Regina Carvalho escreveu no Anexo Ideias sobre Vertebrais.

A poesia por inteiro

DE CRONISTA PARA CRONISTA: REGINA CARVALHO ESCREVE PARA RUBENS DA CUNHA

Rubens da Cunha nasceu em Joinville, onde mora e trabalha. Ele é o cronista de quarta-feira no jornal “A Notícia”. Formou-se em letras – português e, este ano, começa o mestrado em literatura na Universidade Federal de Santa Catarina. Tem outro livro de poemas (em prosa) publicado pela Editora da UFSC, “Casa de Paragens”, o mesmo nome de seu blog. E um de crônicas, “Aço e Nada”, pela Design, de Jaraguá do Sul. Participante do Grupo Zaragata, de Joinville, já foi um dos coordenadores do grupo, mas abandonou tal atividade há pouco tempo.
Em “Vertebrais”, de 2008, belamente apresentado em caixa, com 15 livretos e ilustrações muito significativas, Rubens confirma que é um poeta que não tem medo das palavras. Com isso, corrobora a máxima de Stéphane Mallarmé, tão repetida, de que um poema não se faz com ideias, mas com palavras.
Até mesmo com as “malas palabras”, aquela que a hipocrisia humana risca do texto escrito sempre que pode, embora as utilize largamente na fala cotidiana. Ele se dá bem, usando-as de seu próprio jeito, inserindo-as no discurso poético com a maior naturalidade, embora essa mesma naturalidade cause o estranhamento poético necessário.
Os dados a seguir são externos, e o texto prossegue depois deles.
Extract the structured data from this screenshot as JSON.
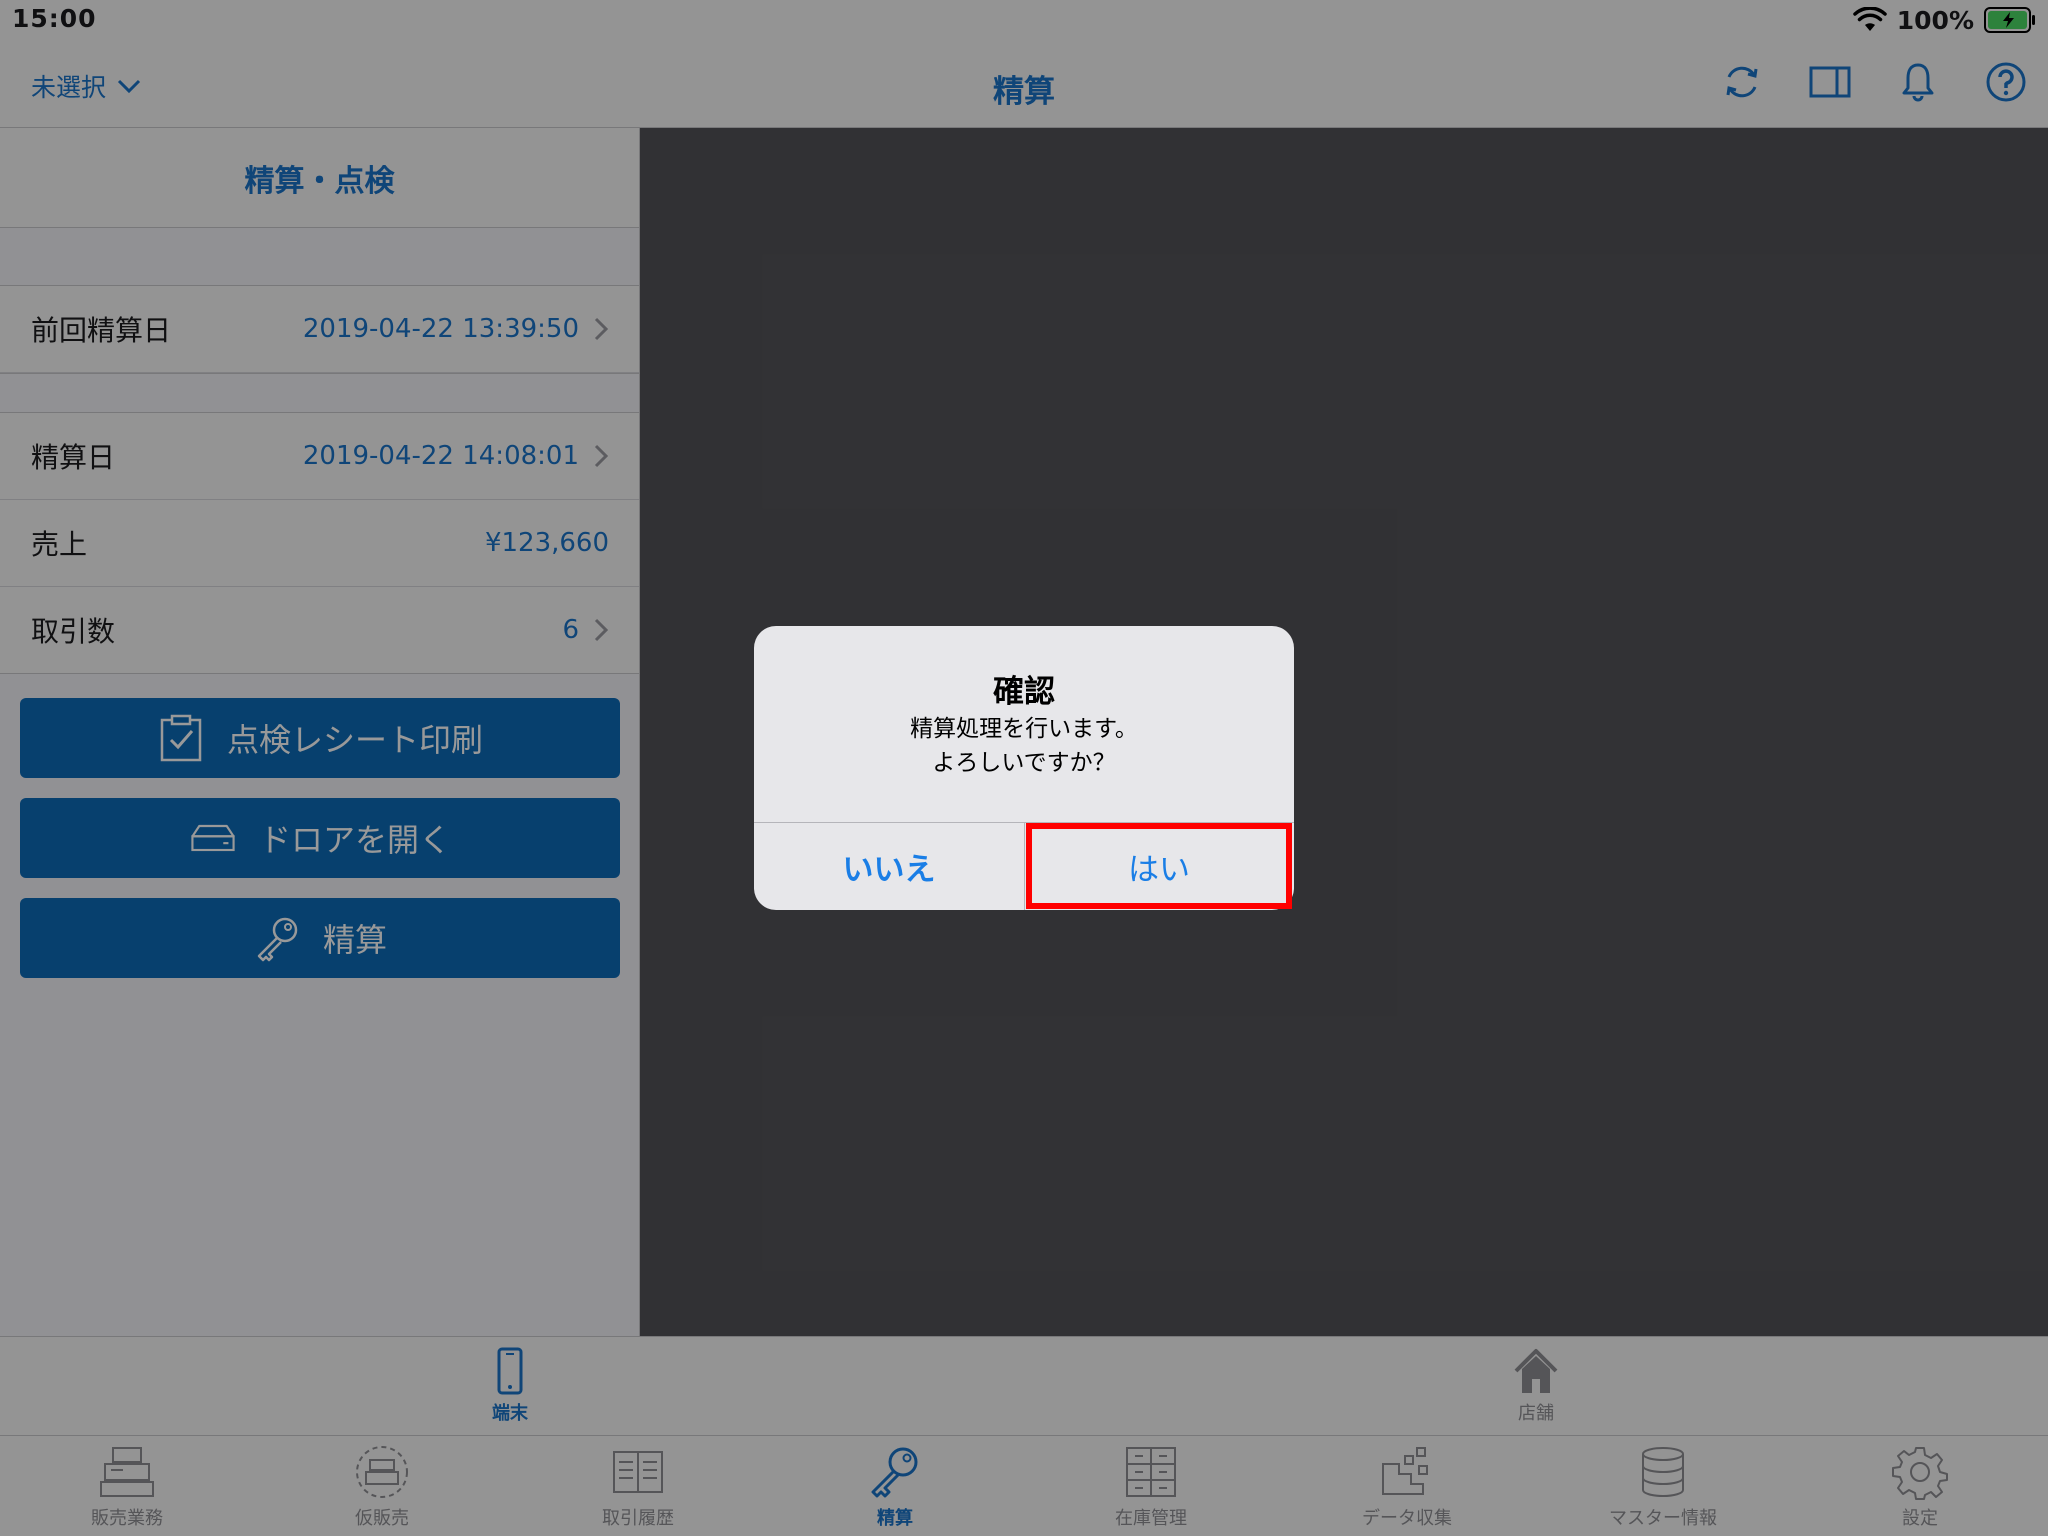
{
  "status_bar": {
    "time": "15:00",
    "battery": "100%"
  },
  "nav": {
    "store_selector": "未選択",
    "title": "精算"
  },
  "left_pane": {
    "header": "精算・点検",
    "rows": [
      {
        "label": "前回精算日",
        "value": "2019-04-22 13:39:50"
      },
      {
        "label": "精算日",
        "value": "2019-04-22 14:08:01"
      },
      {
        "label": "売上",
        "value": "¥123,660"
      },
      {
        "label": "取引数",
        "value": "6"
      }
    ],
    "buttons": {
      "print": "点検レシート印刷",
      "drawer": "ドロアを開く",
      "settle": "精算"
    }
  },
  "scope_bar": {
    "terminal": "端末",
    "store": "店舗"
  },
  "tabs": [
    {
      "label": "販売業務",
      "icon": "register-icon"
    },
    {
      "label": "仮販売",
      "icon": "temp-register-icon"
    },
    {
      "label": "取引履歴",
      "icon": "history-icon"
    },
    {
      "label": "精算",
      "icon": "key-icon"
    },
    {
      "label": "在庫管理",
      "icon": "inventory-icon"
    },
    {
      "label": "データ収集",
      "icon": "data-collection-icon"
    },
    {
      "label": "マスター情報",
      "icon": "database-icon"
    },
    {
      "label": "設定",
      "icon": "gear-icon"
    }
  ],
  "dialog": {
    "title": "確認",
    "message_line1": "精算処理を行います。",
    "message_line2": "よろしいですか？",
    "no": "いいえ",
    "yes": "はい"
  },
  "colors": {
    "accent": "#1a73c9",
    "button": "#0c6bb8",
    "highlight": "#ff0000"
  }
}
Senão, vejamos: “O tempo fodeu janeiro”, “eu sigo a não dança dos putos”, “fodo desvios não depilados”.
Esse mesmo trato familiar e descontraído com as palavras permite mudá-las da categoria gramatical a que pertencem, e contrabandeá-las eficientemente para outra. Ou, então, emenda e desemenda umas nas outras, dando novos significados e extraindo novos sons, com uma força inesperada. E com uma sonoridade fantástica, que nos faz pensar nos velhos e áureos tempos em que poemas eram ditos ou cantados ao som da lira.
No primeiro caso, “O sol gaivota o tempo", "Antes que o sono senzale meus olhos, "desencarno/e pássaro ao outro lado", "o outro tropeça-me”. No segundo: “...elas vermelhoenchem seu jardim", "o amor quefoiumdia", "vermemesmo", "facalágrima/silêncio-areia”. Ao lado de todo este labor/lavor formal, há ainda uma preciosidade semântica, um assumir seus ásperos fragmentos, às vezes os vergonhosos lados como pessoa, coisas que apenas um poeta sabe como dizer, e enfrenta: o que vai ser dito, e a forma de dizê-lo. De um poema em prosa: “argumentaram sobre a inquietude danosa da poesia. Eu fingi desatenção. Mas sob os pés fervilharam estiletes, sombras, víboras e versos". Rubens trafega facilmente do poema em versos para o poema em prosa, do qual Baudelaire foi e é o grande astro, com poemas que, às vezes, são quase contos, às vezes, pura poesia.
Nos dias de hoje, um poeta não pode ser poeta sem estudar – seja estudo formal, seja o informal, pela leitura dos outros poetas que existem, grandes ou não. Esta leitura em Rubens transparece em alguns brilhantes momentos – mas só serão notados como tal por outro leitor dos mesmos poetas, o grande problema dos intertextos, citações, paródias.
Gosto especialmente de dois. Em um, vejo o mais famoso haicai de Bashô, aquele que fala do sapo e de seu salto no tanque, talvez o mais traduzido, citado, até em canções populares. E a canção popular também transparece nele, pela referência a Caetano Veloso, em outra canção que não aquela cuja letra que o compositor baiano atribuiu a “The Frog”, de João Donato. Diz Rubens: “tijolo/musgo/escura água circular//vez ou outra/uma rã desastrada”.
Em outro, noto Maneca de Barros: “Agora é Deus quem joga as brasas/ Tenho o esôfago em carne viva/Sempre acredito que sejam pirilampos”. Bom demais, bom demais!* Regina Carvalho é escritora e cronista do “Anexo” de quinta-feira.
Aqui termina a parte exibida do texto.